Associate Professor of Art History, Johns Hopkins University

Anna-Maria Kellen Fellow - Class of Spring 2009


Born in Philadelphia, Mitchell B. Merback studied Fine Arts at Alfred University in New York State, then worked in sculpture and paintings conservation at the Pennsylvania Academy of Fine Arts in Philadelphia. Later he went on to study Art History at the University of Chicago, receiving his Master’s degree in 1989 and his PhD in 1995. After teaching for fifteen years at DePauw University in Indiana, he is currently Associate Professor of the History of Art at the Johns Hopkins University in Baltimore.
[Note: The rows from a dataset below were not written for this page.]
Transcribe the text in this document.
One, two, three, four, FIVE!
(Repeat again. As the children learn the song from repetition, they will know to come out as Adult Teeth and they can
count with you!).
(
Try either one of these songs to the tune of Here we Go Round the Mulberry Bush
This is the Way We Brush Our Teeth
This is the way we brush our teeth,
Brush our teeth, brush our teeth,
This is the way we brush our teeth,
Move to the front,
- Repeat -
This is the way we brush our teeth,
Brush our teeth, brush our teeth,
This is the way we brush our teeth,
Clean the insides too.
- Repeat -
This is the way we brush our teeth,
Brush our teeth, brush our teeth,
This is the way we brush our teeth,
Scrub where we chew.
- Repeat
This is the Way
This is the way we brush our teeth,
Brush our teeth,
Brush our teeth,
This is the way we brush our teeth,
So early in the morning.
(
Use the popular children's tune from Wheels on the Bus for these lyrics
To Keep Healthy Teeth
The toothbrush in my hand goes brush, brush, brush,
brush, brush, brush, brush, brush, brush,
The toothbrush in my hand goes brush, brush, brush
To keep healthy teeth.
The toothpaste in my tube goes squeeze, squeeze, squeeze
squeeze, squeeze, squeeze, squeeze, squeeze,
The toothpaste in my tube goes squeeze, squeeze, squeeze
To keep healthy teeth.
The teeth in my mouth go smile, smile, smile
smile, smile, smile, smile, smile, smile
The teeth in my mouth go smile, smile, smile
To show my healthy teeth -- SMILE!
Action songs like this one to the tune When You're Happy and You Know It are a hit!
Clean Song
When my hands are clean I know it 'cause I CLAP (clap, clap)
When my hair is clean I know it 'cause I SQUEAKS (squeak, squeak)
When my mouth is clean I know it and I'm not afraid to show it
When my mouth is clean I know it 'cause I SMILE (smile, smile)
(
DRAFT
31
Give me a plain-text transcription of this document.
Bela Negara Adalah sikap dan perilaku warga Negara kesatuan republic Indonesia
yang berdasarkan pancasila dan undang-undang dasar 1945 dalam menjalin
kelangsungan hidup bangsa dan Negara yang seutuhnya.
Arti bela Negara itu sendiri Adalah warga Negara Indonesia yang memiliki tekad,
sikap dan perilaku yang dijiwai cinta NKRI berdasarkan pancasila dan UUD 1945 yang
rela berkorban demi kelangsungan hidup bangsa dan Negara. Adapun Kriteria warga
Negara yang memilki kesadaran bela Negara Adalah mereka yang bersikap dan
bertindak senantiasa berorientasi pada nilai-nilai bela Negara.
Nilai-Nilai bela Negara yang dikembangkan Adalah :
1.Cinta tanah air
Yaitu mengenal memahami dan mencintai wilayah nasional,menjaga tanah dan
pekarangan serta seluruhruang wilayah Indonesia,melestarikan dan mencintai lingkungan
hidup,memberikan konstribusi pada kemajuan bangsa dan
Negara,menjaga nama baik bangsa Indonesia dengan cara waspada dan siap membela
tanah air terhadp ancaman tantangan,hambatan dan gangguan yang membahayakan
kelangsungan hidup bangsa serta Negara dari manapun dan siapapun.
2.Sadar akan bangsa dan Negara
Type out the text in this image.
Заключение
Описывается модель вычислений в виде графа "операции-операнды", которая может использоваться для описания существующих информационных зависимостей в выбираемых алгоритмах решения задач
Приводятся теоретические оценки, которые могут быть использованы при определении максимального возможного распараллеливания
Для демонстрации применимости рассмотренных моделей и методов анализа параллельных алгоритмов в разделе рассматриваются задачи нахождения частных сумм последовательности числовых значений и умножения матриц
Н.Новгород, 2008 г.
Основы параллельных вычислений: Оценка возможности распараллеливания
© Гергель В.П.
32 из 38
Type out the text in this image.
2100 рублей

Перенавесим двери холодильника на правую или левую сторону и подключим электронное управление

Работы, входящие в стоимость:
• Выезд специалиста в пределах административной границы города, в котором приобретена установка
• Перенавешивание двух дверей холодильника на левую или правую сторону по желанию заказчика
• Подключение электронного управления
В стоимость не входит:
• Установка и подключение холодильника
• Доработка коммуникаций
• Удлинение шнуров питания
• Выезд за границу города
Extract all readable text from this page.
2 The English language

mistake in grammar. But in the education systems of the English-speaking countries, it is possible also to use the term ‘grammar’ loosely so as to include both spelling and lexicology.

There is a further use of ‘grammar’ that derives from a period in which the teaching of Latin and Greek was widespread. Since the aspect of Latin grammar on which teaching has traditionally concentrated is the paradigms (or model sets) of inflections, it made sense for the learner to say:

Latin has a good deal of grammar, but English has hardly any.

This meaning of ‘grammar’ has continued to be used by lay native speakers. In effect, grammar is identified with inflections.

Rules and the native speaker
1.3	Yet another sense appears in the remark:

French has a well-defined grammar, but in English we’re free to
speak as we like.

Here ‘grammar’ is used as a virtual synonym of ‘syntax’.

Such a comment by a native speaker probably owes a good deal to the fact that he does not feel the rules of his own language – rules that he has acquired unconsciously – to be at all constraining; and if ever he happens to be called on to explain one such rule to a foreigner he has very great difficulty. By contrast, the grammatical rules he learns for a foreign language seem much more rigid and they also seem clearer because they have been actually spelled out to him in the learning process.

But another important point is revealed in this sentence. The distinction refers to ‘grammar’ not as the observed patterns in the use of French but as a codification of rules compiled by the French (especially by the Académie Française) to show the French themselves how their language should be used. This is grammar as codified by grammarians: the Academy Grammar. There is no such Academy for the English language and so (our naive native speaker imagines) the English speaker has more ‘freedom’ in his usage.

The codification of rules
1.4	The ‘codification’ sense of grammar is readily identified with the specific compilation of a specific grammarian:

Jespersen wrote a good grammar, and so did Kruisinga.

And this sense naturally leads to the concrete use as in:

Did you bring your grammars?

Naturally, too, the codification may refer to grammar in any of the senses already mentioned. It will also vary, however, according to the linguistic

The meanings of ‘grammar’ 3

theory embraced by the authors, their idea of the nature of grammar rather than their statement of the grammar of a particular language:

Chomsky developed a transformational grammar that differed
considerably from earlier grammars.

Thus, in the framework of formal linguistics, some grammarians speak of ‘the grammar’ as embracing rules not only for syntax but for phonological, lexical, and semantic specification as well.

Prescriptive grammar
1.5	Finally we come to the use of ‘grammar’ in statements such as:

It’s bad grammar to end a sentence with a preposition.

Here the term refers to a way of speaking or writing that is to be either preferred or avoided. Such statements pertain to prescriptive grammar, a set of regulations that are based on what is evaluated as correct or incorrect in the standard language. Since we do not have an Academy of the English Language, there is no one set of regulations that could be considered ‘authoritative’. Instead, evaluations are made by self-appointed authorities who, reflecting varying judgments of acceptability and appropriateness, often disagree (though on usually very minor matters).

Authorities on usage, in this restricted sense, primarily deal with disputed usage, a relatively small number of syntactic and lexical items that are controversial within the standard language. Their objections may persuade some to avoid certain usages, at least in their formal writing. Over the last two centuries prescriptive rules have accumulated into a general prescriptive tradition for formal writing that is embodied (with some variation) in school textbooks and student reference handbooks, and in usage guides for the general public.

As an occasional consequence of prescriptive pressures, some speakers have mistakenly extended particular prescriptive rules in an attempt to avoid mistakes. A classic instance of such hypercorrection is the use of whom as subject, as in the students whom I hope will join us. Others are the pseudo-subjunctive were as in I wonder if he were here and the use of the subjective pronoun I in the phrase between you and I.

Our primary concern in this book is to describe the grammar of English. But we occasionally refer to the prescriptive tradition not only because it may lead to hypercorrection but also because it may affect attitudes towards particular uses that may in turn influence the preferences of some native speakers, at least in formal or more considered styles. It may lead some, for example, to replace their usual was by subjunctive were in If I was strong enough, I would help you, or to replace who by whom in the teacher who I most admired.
His first book, The Thief, the Cross and the Wheel: Pain and the Spectacle of Punishment in Medieval and Renaissance Europe (London and Chicago, 1999), brought critical acclaim and several awards. A second book, Pilgrimage and Pogrom: Violence, Memory and Visual Culture at the Host-Miracle Shrines of Germany and Austria, recently completed, is in press with the University of Chicago and is slated to appear early in 2012. He also edited Beyond the Yellow Badge: Anti-Judaism and Antisemitism in Medieval and Early Modern Visual Culture (Brill, 2008). Among his articles drawn from that project, one was published in the Art Bulletin and received the Arthur Kingsley Porter Prize for 2005’s best article in the journal. A recipient of fellowships from the Radcliffe Institute for Advanced Studies at Harvard University, the Clark Art Institute and the American Academy in Berlin, Merback is currently pursuing a book project titled, Radical German Renaissance? Art, Dissent and Disenchantment in the Era of Reform. The first fruits of that project were published as an article in Renaissance Quarterly (vol. 63, winter issue 2010).